My brother holds my hand the whole way home. He hums Bach, Jesu Joy of Man’s Desiring. I hum too.
Fall 1979
Mondays, my mother teaches a night class at Monterey Peninsula College.
I’m 12 and Pip is 9, and we’re too old for a babysitter. Mom puts me in charge, and leaves me a little list of things to do: preheat the oven for the TV dinners, turn the oven off after the trays are cooked, clean up, make sure Pip takes a bath, and so on.
Pip chafes a little at my overly enthusiastic regime, but for the most part, Monday nights go smoothly. Until the night Pip pushes back from the table, stares in horror at his Swanson Salisbury steak dinner, covers his mouth with his hand, and begins to gag. As he runs to the bathroom, vomit spews out between his fingers.
He throws up and throws up and throws up. Mom has left an emergency number, but I know this isn’t quite an emergency. I know he isn’t bleeding or dying.
So I clean up the vomit in the hallway and check on him as he lies, miserable, by the toilet.
Pip wants water. I bring him water. I try to get him up to go to bed, but he won’t budge. Soon, he gets the chills and begins to cry and tremble. I grab all the blankets I can from the linen closet and pile them on, wrapping them underneath him so the linoleum won’t be so hard.

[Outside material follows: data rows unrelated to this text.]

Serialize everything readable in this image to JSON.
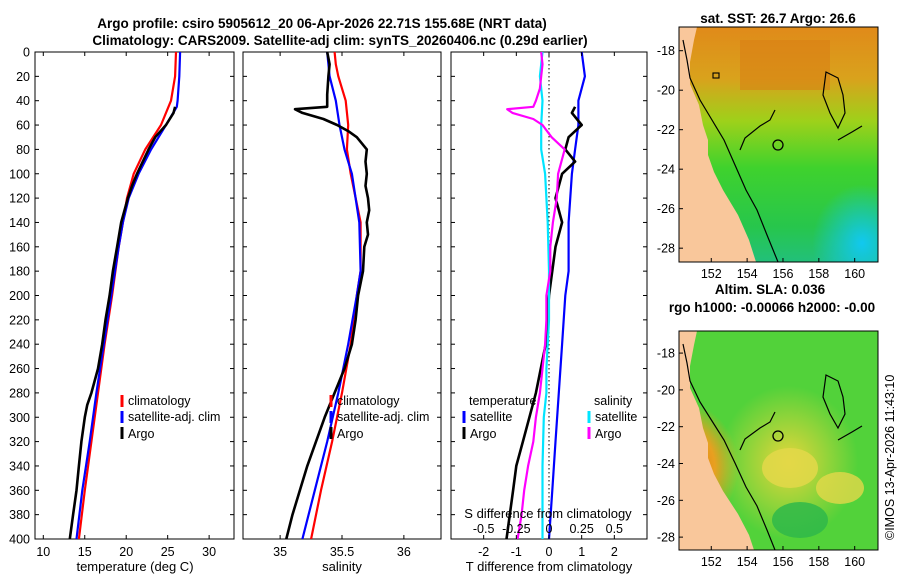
{
  "chart_data": {
    "title": {
      "line1": "Argo profile: csiro 5905612_20 06-Apr-2026 22.71S 155.68E (NRT data)",
      "line2": "Climatology: CARS2009. Satellite-adj clim: synTS_20260406.nc (0.29d earlier)"
    },
    "depth_axis": {
      "ylim": [
        0,
        400
      ],
      "ticks": [
        0,
        20,
        40,
        60,
        80,
        100,
        120,
        140,
        160,
        180,
        200,
        220,
        240,
        260,
        280,
        300,
        320,
        340,
        360,
        380,
        400
      ]
    },
    "colors": {
      "climatology": "#ff0000",
      "satellite": "#0000ff",
      "argo": "#000000",
      "sal_satellite": "#00e5ff",
      "sal_argo": "#ff00ff"
    },
    "panels": [
      {
        "id": "temperature",
        "type": "line",
        "xlabel": "temperature (deg C)",
        "xlim": [
          9,
          33
        ],
        "xticks": [
          10,
          15,
          20,
          25,
          30
        ],
        "legend": [
          "climatology",
          "satellite-adj. clim",
          "Argo"
        ],
        "series": [
          {
            "name": "climatology",
            "color": "#ff0000",
            "depth": [
              0,
              20,
              40,
              60,
              80,
              100,
              120,
              140,
              160,
              200,
              240,
              280,
              320,
              360,
              400
            ],
            "values": [
              26.0,
              25.9,
              25.4,
              24.2,
              22.3,
              20.9,
              20.1,
              19.6,
              19.1,
              18.3,
              17.4,
              16.6,
              15.8,
              15.0,
              14.3
            ]
          },
          {
            "name": "satellite-adj. clim",
            "color": "#0000ff",
            "depth": [
              0,
              20,
              40,
              45,
              60,
              80,
              100,
              120,
              140,
              160,
              200,
              240,
              280,
              320,
              360,
              400
            ],
            "values": [
              26.5,
              26.4,
              26.2,
              26.1,
              24.8,
              23.0,
              21.5,
              20.3,
              19.6,
              19.1,
              18.2,
              17.3,
              16.4,
              15.6,
              14.7,
              14.0
            ]
          },
          {
            "name": "Argo",
            "color": "#000000",
            "depth": [
              45,
              50,
              60,
              70,
              80,
              90,
              100,
              110,
              120,
              130,
              140,
              160,
              180,
              200,
              220,
              240,
              260,
              280,
              290,
              300,
              320,
              340,
              360,
              380,
              400
            ],
            "values": [
              25.9,
              25.7,
              24.8,
              23.5,
              22.7,
              22.0,
              21.3,
              20.7,
              20.2,
              19.8,
              19.4,
              18.9,
              18.4,
              18.0,
              17.5,
              17.1,
              16.6,
              15.8,
              15.3,
              15.0,
              14.6,
              14.3,
              14.0,
              13.6,
              13.2
            ]
          }
        ]
      },
      {
        "id": "salinity",
        "type": "line",
        "xlabel": "salinity",
        "xlim": [
          34.7,
          36.3
        ],
        "xticks": [
          35,
          35.5,
          36
        ],
        "legend": [
          "climatology",
          "satellite-adj. clim",
          "Argo"
        ],
        "series": [
          {
            "name": "climatology",
            "color": "#ff0000",
            "depth": [
              0,
              10,
              20,
              40,
              60,
              80,
              100,
              140,
              180,
              200,
              240,
              280,
              320,
              360,
              400
            ],
            "values": [
              35.44,
              35.45,
              35.47,
              35.53,
              35.55,
              35.54,
              35.57,
              35.65,
              35.65,
              35.62,
              35.57,
              35.5,
              35.42,
              35.33,
              35.25
            ]
          },
          {
            "name": "satellite-adj. clim",
            "color": "#0000ff",
            "depth": [
              0,
              20,
              40,
              60,
              80,
              100,
              140,
              180,
              200,
              240,
              280,
              320,
              360,
              400
            ],
            "values": [
              35.38,
              35.4,
              35.45,
              35.48,
              35.52,
              35.58,
              35.64,
              35.65,
              35.62,
              35.55,
              35.47,
              35.38,
              35.28,
              35.18
            ]
          },
          {
            "name": "Argo",
            "color": "#000000",
            "depth": [
              0,
              10,
              20,
              35,
              45,
              47,
              50,
              55,
              60,
              65,
              70,
              80,
              90,
              100,
              110,
              120,
              130,
              140,
              150,
              160,
              180,
              200,
              220,
              240,
              260,
              280,
              300,
              320,
              340,
              360,
              380,
              400
            ],
            "values": [
              35.38,
              35.4,
              35.39,
              35.38,
              35.38,
              35.12,
              35.18,
              35.35,
              35.46,
              35.55,
              35.62,
              35.7,
              35.69,
              35.7,
              35.69,
              35.71,
              35.72,
              35.7,
              35.71,
              35.68,
              35.67,
              35.63,
              35.61,
              35.58,
              35.52,
              35.44,
              35.36,
              35.29,
              35.22,
              35.16,
              35.1,
              35.05
            ]
          }
        ]
      },
      {
        "id": "difference",
        "type": "line",
        "xlabel": "T difference from climatology",
        "top_axis_label": "S difference from climatology",
        "xlim": [
          -3,
          3
        ],
        "xticks": [
          -2,
          -1,
          0,
          1,
          2
        ],
        "xtick_labels": [
          "-2",
          "-1",
          "0",
          "1",
          "2"
        ],
        "top_ticks": [
          -0.5,
          -0.25,
          0,
          0.25,
          0.5
        ],
        "top_tick_labels": [
          "-0.5",
          "-0.25",
          "0",
          "0.25",
          "0.5"
        ],
        "legend_temperature": {
          "header": "temperature",
          "items": [
            "satellite",
            "Argo"
          ]
        },
        "legend_salinity": {
          "header": "salinity",
          "items": [
            "satellite",
            "Argo"
          ]
        },
        "series": [
          {
            "name": "T satellite",
            "color": "#0000ff",
            "depth": [
              0,
              20,
              40,
              60,
              80,
              100,
              140,
              180,
              200,
              240,
              280,
              320,
              360,
              400
            ],
            "values": [
              1.0,
              1.1,
              0.9,
              0.9,
              0.8,
              0.7,
              0.6,
              0.6,
              0.5,
              0.4,
              0.3,
              0.2,
              0.1,
              0.0
            ]
          },
          {
            "name": "T Argo",
            "color": "#000000",
            "depth": [
              45,
              50,
              60,
              70,
              80,
              90,
              100,
              120,
              140,
              160,
              200,
              240,
              280,
              300,
              320,
              340,
              360,
              380,
              400
            ],
            "values": [
              0.8,
              0.7,
              1.0,
              0.6,
              0.5,
              0.8,
              0.4,
              0.2,
              0.4,
              0.2,
              0.0,
              -0.1,
              -0.4,
              -0.6,
              -0.8,
              -1.0,
              -1.1,
              -1.2,
              -1.3
            ]
          },
          {
            "name": "S satellite",
            "color": "#00e5ff",
            "depth": [
              0,
              10,
              20,
              40,
              60,
              80,
              100,
              140,
              180,
              220,
              260,
              280,
              300,
              340,
              380,
              400
            ],
            "values": [
              -0.05,
              -0.06,
              -0.07,
              -0.05,
              -0.06,
              -0.06,
              -0.03,
              -0.01,
              0.0,
              0.0,
              -0.02,
              -0.02,
              -0.04,
              -0.05,
              -0.05,
              -0.05
            ]
          },
          {
            "name": "S Argo",
            "color": "#ff00ff",
            "depth": [
              0,
              10,
              20,
              30,
              40,
              45,
              47,
              50,
              55,
              60,
              70,
              80,
              100,
              120,
              140,
              160,
              180,
              200,
              220,
              240,
              260,
              280,
              300,
              320,
              340,
              360,
              380,
              400
            ],
            "values": [
              -0.06,
              -0.05,
              -0.06,
              -0.07,
              -0.1,
              -0.12,
              -0.32,
              -0.28,
              -0.12,
              -0.05,
              0.02,
              0.12,
              0.07,
              0.06,
              0.03,
              0.01,
              0.01,
              -0.02,
              -0.02,
              -0.03,
              -0.05,
              -0.07,
              -0.1,
              -0.12,
              -0.16,
              -0.19,
              -0.21,
              -0.24
            ]
          }
        ]
      }
    ],
    "maps": [
      {
        "id": "sst-map",
        "type": "heatmap",
        "title": "sat. SST: 26.7 Argo: 26.6",
        "xticks": [
          152,
          154,
          156,
          158,
          160
        ],
        "yticks": [
          -18,
          -20,
          -22,
          -24,
          -26,
          -28
        ],
        "xlim": [
          150.2,
          161.3
        ],
        "ylim": [
          -28.7,
          -16.8
        ],
        "argo_position": {
          "lon": 155.68,
          "lat": -22.71
        }
      },
      {
        "id": "sla-map",
        "type": "heatmap",
        "title": "Altim. SLA: 0.036",
        "subtitle": "rgo h1000: -0.00066 h2000: -0.00",
        "xticks": [
          152,
          154,
          156,
          158,
          160
        ],
        "yticks": [
          -18,
          -20,
          -22,
          -24,
          -26,
          -28
        ],
        "xlim": [
          150.2,
          161.3
        ],
        "ylim": [
          -28.7,
          -16.8
        ],
        "argo_position": {
          "lon": 155.68,
          "lat": -22.71
        }
      }
    ],
    "credit": "©IMOS 13-Apr-2026 11:43:10"
  }
}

He throws up again on the floor. Again, I wipe it up.
He may be 160+++ to my 126, but I am forever the big brother. No matter what, if it lies within my power to prevent it, I will never allow Pip to be hungry or cold.
Exhausted but warm, my brother falls asleep. I bring a book and a pillow and lie beside him, reading. When my mother finally gets home, she finds both her sons asleep by the toilet, a dachshund curled at their feet.